245 Views Asked by At

Does the KafkaSink which implements TwoPhaseCommittingSink supports the checkpointing implicitely or do I have to add any code for it?

I have a simple flink application which reads from source(KafkaSource). I want to handle the offset manually in kafka consumer so that if my app breaks down it should recover from checkpoint without a data loss or duplication.

Consider I am reading offsets from 1 --> 100 and if my flink application fails at Offset-87 Then using checkpoint, it should restart with Offset-87 not from earliest or latest. As of now, it always starts from 1 if I have no delay in processing. But if I add Thread.sleep(5000) in .map() then it works as expected and tries to read from 87.
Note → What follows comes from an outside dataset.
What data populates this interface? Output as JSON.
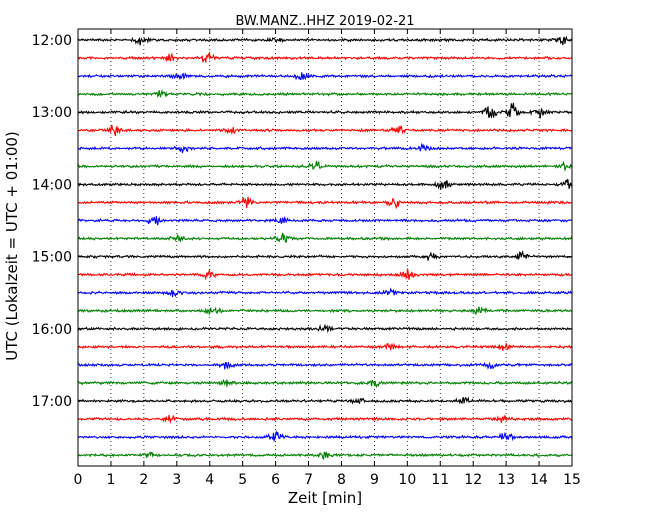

As I read from this post - https://stackoverflow.com/a/70382650/4951838

Since I am using .print() ; it does not support exactly-once semantic. That's why it take 2-3 seconds to sync the checkpoint with kafka offsets.
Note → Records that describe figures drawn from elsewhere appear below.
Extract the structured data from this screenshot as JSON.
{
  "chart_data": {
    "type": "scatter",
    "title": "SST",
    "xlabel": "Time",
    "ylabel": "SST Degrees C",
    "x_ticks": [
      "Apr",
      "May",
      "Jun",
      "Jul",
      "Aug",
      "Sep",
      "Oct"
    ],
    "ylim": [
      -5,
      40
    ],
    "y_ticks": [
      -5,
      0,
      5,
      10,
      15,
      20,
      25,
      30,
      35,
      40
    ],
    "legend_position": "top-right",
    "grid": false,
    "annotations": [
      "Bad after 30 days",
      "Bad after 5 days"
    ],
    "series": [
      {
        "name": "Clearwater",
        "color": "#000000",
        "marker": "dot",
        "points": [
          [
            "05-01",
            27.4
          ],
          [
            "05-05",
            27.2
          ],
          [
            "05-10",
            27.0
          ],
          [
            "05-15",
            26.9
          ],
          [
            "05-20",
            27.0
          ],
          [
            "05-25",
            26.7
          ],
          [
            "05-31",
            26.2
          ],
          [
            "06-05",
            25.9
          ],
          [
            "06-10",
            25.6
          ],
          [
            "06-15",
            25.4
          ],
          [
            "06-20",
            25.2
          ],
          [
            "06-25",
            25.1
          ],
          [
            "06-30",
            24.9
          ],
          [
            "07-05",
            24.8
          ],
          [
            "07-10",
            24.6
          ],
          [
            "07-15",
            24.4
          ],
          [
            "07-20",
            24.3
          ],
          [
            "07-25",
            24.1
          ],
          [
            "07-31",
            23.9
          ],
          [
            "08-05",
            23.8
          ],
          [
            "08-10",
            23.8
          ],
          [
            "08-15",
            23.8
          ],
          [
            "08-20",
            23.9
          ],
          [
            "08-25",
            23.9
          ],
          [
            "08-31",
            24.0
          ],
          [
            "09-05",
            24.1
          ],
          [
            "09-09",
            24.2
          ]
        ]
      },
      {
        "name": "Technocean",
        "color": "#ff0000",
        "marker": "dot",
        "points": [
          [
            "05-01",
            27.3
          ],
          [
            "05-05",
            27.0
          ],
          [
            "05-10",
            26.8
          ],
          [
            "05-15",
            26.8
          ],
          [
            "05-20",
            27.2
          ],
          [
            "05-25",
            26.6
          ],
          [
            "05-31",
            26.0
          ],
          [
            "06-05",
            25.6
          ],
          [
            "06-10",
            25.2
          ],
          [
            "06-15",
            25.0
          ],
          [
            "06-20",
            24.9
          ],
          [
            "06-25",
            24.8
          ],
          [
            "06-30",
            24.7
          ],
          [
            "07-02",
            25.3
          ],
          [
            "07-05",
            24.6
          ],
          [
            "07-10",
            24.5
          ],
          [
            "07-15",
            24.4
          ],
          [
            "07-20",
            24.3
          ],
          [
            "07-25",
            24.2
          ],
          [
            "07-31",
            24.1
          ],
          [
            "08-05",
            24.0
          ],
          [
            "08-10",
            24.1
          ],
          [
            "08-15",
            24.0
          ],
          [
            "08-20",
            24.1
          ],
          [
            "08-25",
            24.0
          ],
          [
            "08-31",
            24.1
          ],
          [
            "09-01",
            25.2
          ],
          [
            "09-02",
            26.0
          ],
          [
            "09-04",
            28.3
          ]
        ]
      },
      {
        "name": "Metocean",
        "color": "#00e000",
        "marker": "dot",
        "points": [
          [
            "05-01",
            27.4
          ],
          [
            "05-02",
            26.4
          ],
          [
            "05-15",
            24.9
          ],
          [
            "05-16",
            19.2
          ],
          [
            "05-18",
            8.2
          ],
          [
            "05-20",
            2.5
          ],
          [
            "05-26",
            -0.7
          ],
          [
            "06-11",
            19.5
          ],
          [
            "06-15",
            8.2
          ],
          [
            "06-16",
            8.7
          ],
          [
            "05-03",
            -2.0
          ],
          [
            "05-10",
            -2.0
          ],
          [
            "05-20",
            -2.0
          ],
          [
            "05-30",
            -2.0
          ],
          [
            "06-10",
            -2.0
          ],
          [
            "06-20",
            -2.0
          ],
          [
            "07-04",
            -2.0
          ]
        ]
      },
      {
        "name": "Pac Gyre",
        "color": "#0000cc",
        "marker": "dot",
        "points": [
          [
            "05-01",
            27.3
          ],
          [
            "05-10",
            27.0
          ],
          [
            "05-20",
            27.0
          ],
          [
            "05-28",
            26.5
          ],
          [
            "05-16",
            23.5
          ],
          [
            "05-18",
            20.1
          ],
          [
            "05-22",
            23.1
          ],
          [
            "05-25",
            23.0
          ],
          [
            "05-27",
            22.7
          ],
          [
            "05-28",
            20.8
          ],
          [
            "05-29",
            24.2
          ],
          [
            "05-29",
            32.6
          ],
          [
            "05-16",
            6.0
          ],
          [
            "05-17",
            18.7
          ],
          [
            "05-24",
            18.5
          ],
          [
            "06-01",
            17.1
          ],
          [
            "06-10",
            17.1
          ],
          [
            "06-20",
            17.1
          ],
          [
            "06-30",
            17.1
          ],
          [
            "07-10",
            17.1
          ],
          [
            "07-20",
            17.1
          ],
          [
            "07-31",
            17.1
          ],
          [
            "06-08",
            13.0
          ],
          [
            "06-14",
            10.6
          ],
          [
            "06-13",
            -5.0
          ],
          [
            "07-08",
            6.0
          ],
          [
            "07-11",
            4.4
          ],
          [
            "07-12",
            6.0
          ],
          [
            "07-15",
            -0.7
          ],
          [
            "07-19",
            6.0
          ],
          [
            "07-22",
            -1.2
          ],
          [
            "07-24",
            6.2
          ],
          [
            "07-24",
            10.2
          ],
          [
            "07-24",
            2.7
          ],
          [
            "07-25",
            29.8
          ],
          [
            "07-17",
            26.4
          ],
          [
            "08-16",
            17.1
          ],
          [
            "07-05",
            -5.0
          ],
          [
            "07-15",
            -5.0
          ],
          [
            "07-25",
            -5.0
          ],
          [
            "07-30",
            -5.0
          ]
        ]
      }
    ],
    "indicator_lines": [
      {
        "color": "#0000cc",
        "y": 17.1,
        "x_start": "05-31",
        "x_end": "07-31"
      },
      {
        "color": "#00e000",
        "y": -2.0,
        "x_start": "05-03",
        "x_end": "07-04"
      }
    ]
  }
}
So if I use KafkaSink with exactly-once guarantee, will it solve my issue?

Checkpoint config -

StreamExecutionEnvironment env = StreamExecutionEnvironment.getExecutionEnvironment();
        env.enableCheckpointing(1000);
        env.setParallelism(1);      
        env.getCheckpointConfig().setCheckpointingMode(CheckpointingMode.EXACTLY_ONCE);
        env.getCheckpointConfig().setExternalizedCheckpointCleanup(ExternalizedCheckpointCleanup.RETAIN_ON_CANCELLATION);
        env.getCheckpointConfig().setCheckpointStorage("SomeS3Url");
        env.getCheckpointConfig().setMaxConcurrentCheckpoints(1);
        env.setRestartStrategy(RestartStrategies.fixedDelayRestart(
                  1, // number of restart attempts
                  Time.of(1, TimeUnit.SECONDS) // delay
                ));

Kafka consumer -

KafkaSource<Long> dataSource = KafkaSource.<Long>builder()
                .setBootstrapServers(brokers)
                .setTopics("Alerts.Checkpoint")
                .setGroupId("checkpoint-alertss-1")
                .setProperties(prop)                                   .setStartingOffsets(OffsetsInitializer.committedOffsets(OffsetResetStrategy.LATEST))
                .setClientIdPrefix("Alerts_01_temp_2")              
                .setDeserializer("custom deserializer")
                .build();

As you can see below, I want to fail the application when consumer reaches to certain offset.

DataStreamSource<Long> alertStream = env.fromSource(dataSource , WatermarkStrategy.noWatermarks(), "Kafka Source");

    alertStream 
    .map(new MapFunction<Long, String>() {
        @Override
        public String map(Long value) throws Exception {
            // TODO Auto-generated method stub
            if(value == 87) // value is an offset of a message
//              throw new Exception();
            return "Offset - "+ value.toString();
        }
    })
    .print();
1

There are 1 best solutions below

2
Martijn Visser On BEST ANSWER

The KafkaSink natively supports Flink's snapshotting mechanism and no additional code is required to enable that. You shouldn't handle the offset management manually in your code.